A suggestion that Fanny was pregnant by Joseph surfaced in an 1886 anti-Mormon book with a claim that Emma "drove" Fanny out of the house

The first mention of a pregnancy for Fanny is in an 1886 anti-Mormon work, citing Chauncey Webb, with whom Fanny reportedly lived after leaving the Smith home.[1] Webb claimed that Emma "drove" Fanny from the house because she "was unable to conceal the consequences of her celestial relation with the prophet." If Fanny was pregnant, it is curious that no one else remarked upon it at the time, though it is possible that the close quarters of a nineteenth-century household provided Emma with clues. If Fanny was pregnant by Joseph, the child never went to term, died young, or was raised under a different name.

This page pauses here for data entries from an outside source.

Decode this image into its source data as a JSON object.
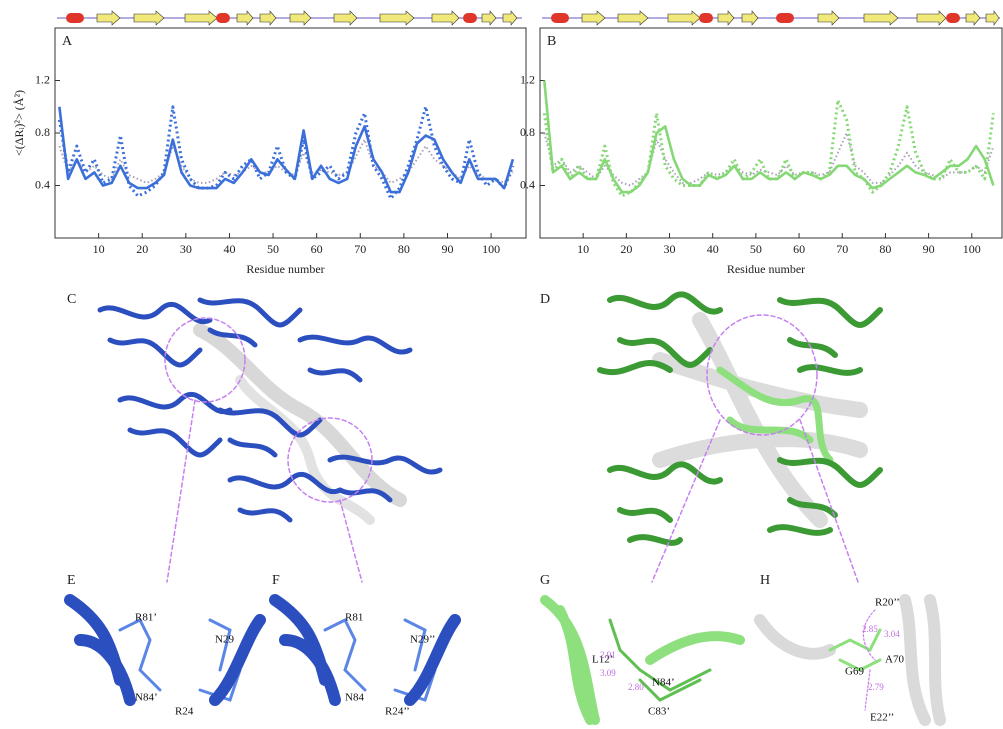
{
  "chart_data": [
    {
      "type": "line",
      "panel_label": "A",
      "y_label": "<(ΔRᵢ)²> (Å²)",
      "x_label": "Residue number",
      "xlim": [
        0,
        108
      ],
      "ylim": [
        0,
        1.6
      ],
      "xticks": [
        10,
        20,
        30,
        40,
        50,
        60,
        70,
        80,
        90,
        100
      ],
      "yticks": [
        0.4,
        0.8,
        1.2
      ],
      "x": [
        1,
        3,
        5,
        7,
        9,
        11,
        13,
        15,
        17,
        19,
        21,
        23,
        25,
        27,
        29,
        31,
        33,
        35,
        37,
        39,
        41,
        43,
        45,
        47,
        49,
        51,
        53,
        55,
        57,
        59,
        61,
        63,
        65,
        67,
        69,
        71,
        73,
        75,
        77,
        79,
        81,
        83,
        85,
        87,
        89,
        91,
        93,
        95,
        97,
        99,
        101,
        103,
        105
      ],
      "series": [
        {
          "color": "#3b6fd9",
          "style": "solid",
          "values": [
            1.0,
            0.45,
            0.6,
            0.45,
            0.5,
            0.4,
            0.42,
            0.55,
            0.42,
            0.38,
            0.38,
            0.42,
            0.48,
            0.75,
            0.5,
            0.4,
            0.38,
            0.38,
            0.38,
            0.45,
            0.42,
            0.5,
            0.6,
            0.5,
            0.48,
            0.6,
            0.52,
            0.45,
            0.82,
            0.45,
            0.55,
            0.45,
            0.42,
            0.45,
            0.7,
            0.85,
            0.6,
            0.5,
            0.35,
            0.35,
            0.5,
            0.72,
            0.78,
            0.75,
            0.6,
            0.5,
            0.42,
            0.6,
            0.45,
            0.45,
            0.45,
            0.38,
            0.6
          ]
        },
        {
          "color": "#3b6fd9",
          "style": "dotted",
          "values": [
            0.9,
            0.5,
            0.7,
            0.5,
            0.6,
            0.42,
            0.45,
            0.78,
            0.4,
            0.32,
            0.35,
            0.4,
            0.5,
            1.0,
            0.6,
            0.45,
            0.38,
            0.38,
            0.4,
            0.5,
            0.45,
            0.55,
            0.6,
            0.45,
            0.5,
            0.7,
            0.5,
            0.45,
            0.75,
            0.45,
            0.5,
            0.55,
            0.45,
            0.5,
            0.8,
            0.95,
            0.55,
            0.45,
            0.3,
            0.38,
            0.55,
            0.75,
            1.0,
            0.7,
            0.55,
            0.45,
            0.42,
            0.75,
            0.5,
            0.4,
            0.45,
            0.38,
            0.55
          ]
        },
        {
          "color": "#a8a0b8",
          "style": "gray",
          "values": [
            0.7,
            0.5,
            0.6,
            0.5,
            0.55,
            0.48,
            0.45,
            0.6,
            0.48,
            0.45,
            0.42,
            0.45,
            0.5,
            0.7,
            0.55,
            0.45,
            0.42,
            0.42,
            0.45,
            0.5,
            0.48,
            0.5,
            0.55,
            0.5,
            0.5,
            0.55,
            0.5,
            0.48,
            0.65,
            0.5,
            0.52,
            0.5,
            0.48,
            0.5,
            0.62,
            0.75,
            0.55,
            0.5,
            0.42,
            0.45,
            0.5,
            0.6,
            0.7,
            0.6,
            0.55,
            0.5,
            0.45,
            0.55,
            0.48,
            0.45,
            0.45,
            0.42,
            0.5
          ]
        }
      ]
    },
    {
      "type": "line",
      "panel_label": "B",
      "y_label": "",
      "x_label": "Residue number",
      "xlim": [
        0,
        107
      ],
      "ylim": [
        0,
        1.6
      ],
      "xticks": [
        10,
        20,
        30,
        40,
        50,
        60,
        70,
        80,
        90,
        100
      ],
      "yticks": [
        0.4,
        0.8,
        1.2
      ],
      "x": [
        1,
        3,
        5,
        7,
        9,
        11,
        13,
        15,
        17,
        19,
        21,
        23,
        25,
        27,
        29,
        31,
        33,
        35,
        37,
        39,
        41,
        43,
        45,
        47,
        49,
        51,
        53,
        55,
        57,
        59,
        61,
        63,
        65,
        67,
        69,
        71,
        73,
        75,
        77,
        79,
        81,
        83,
        85,
        87,
        89,
        91,
        93,
        95,
        97,
        99,
        101,
        103,
        105
      ],
      "series": [
        {
          "color": "#86d876",
          "style": "solid",
          "values": [
            1.2,
            0.5,
            0.55,
            0.45,
            0.5,
            0.45,
            0.45,
            0.6,
            0.45,
            0.35,
            0.35,
            0.4,
            0.5,
            0.8,
            0.85,
            0.6,
            0.45,
            0.4,
            0.4,
            0.48,
            0.45,
            0.48,
            0.55,
            0.45,
            0.45,
            0.5,
            0.45,
            0.45,
            0.5,
            0.45,
            0.5,
            0.48,
            0.45,
            0.48,
            0.55,
            0.55,
            0.48,
            0.45,
            0.38,
            0.4,
            0.45,
            0.5,
            0.55,
            0.5,
            0.48,
            0.45,
            0.5,
            0.55,
            0.55,
            0.6,
            0.7,
            0.6,
            0.4
          ]
        },
        {
          "color": "#86d876",
          "style": "dotted",
          "values": [
            0.95,
            0.5,
            0.6,
            0.45,
            0.55,
            0.45,
            0.45,
            0.7,
            0.42,
            0.32,
            0.35,
            0.42,
            0.5,
            0.95,
            0.55,
            0.45,
            0.4,
            0.4,
            0.4,
            0.5,
            0.45,
            0.5,
            0.6,
            0.45,
            0.5,
            0.6,
            0.45,
            0.45,
            0.6,
            0.45,
            0.5,
            0.5,
            0.45,
            0.5,
            1.05,
            0.9,
            0.5,
            0.45,
            0.35,
            0.4,
            0.5,
            0.7,
            1.0,
            0.65,
            0.5,
            0.45,
            0.45,
            0.6,
            0.5,
            0.5,
            0.55,
            0.45,
            0.95
          ]
        },
        {
          "color": "#a8a0b8",
          "style": "gray",
          "values": [
            0.8,
            0.55,
            0.6,
            0.5,
            0.55,
            0.5,
            0.45,
            0.55,
            0.48,
            0.42,
            0.4,
            0.45,
            0.5,
            0.75,
            0.6,
            0.5,
            0.42,
            0.42,
            0.45,
            0.5,
            0.48,
            0.5,
            0.55,
            0.5,
            0.48,
            0.52,
            0.5,
            0.48,
            0.55,
            0.48,
            0.5,
            0.5,
            0.48,
            0.5,
            0.65,
            0.8,
            0.55,
            0.5,
            0.42,
            0.42,
            0.48,
            0.55,
            0.65,
            0.55,
            0.5,
            0.48,
            0.45,
            0.5,
            0.5,
            0.5,
            0.55,
            0.5,
            0.7
          ]
        }
      ]
    }
  ],
  "structure_panels": [
    {
      "label": "C"
    },
    {
      "label": "D"
    },
    {
      "label": "E",
      "residues": [
        "R81’",
        "N29",
        "N84’",
        "R24"
      ]
    },
    {
      "label": "F",
      "residues": [
        "R81",
        "N29’’",
        "N84",
        "R24’’"
      ]
    },
    {
      "label": "G",
      "residues": [
        "L12’",
        "N84’",
        "C83’"
      ],
      "distances": [
        "2.91",
        "3.09",
        "2.80"
      ]
    },
    {
      "label": "H",
      "residues": [
        "R20’’",
        "A70",
        "G69",
        "E22’’"
      ],
      "distances": [
        "2.85",
        "3.04",
        "2.79"
      ]
    }
  ]
}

Fawn Brodie claimed that Fanny's son Orrison was the son of Joseph Smith, but this was disproven by DNA research

Fawn Brodie, in her critical work No Man Knows My History: The Life of Joseph Smith, claimed that “there is some evidence that Fannie Alger bore Joseph a child in Kirtland.”[2] However, DNA research in 2005 confirmed Fanny Alger’s son Orrison Smith is not the son of Joseph Smith, Jr.[3]


Notes

  1. Wilhelm Wyl, Mormon Portraits Volume First: Joseph Smith the Prophet, His Family and Friends (Salt Lake City: Tribune Printing and Publishing Co., 1886), 57. Ann Eliza Young, Wife No. 19, or the Story of a Life in Bondage, Being a Complete Exposé of Mormonism, and Revealing the Sorrows, Sacrifices and Sufferings of Women in Polygamy (Hartford, Conn.: Custin, Gilman & Company, 1876), 66–67. Discussed in Bachman, "Mormon Practice of Polygamy," 140. Also in Compton, In Sacred Loneliness, 34–35.
  2. Fawn Brodie, No Man Knows My History.
  3. Ugo A. Perego, Natalie M. Myers, and Scott R. Woodward, “Reconstructing the Y-Chromosome of Joseph Smith Jr.: Genealogical Applications, Journal of Mormon History Vol. 32, No. 2 (Summer 2005) 70-88.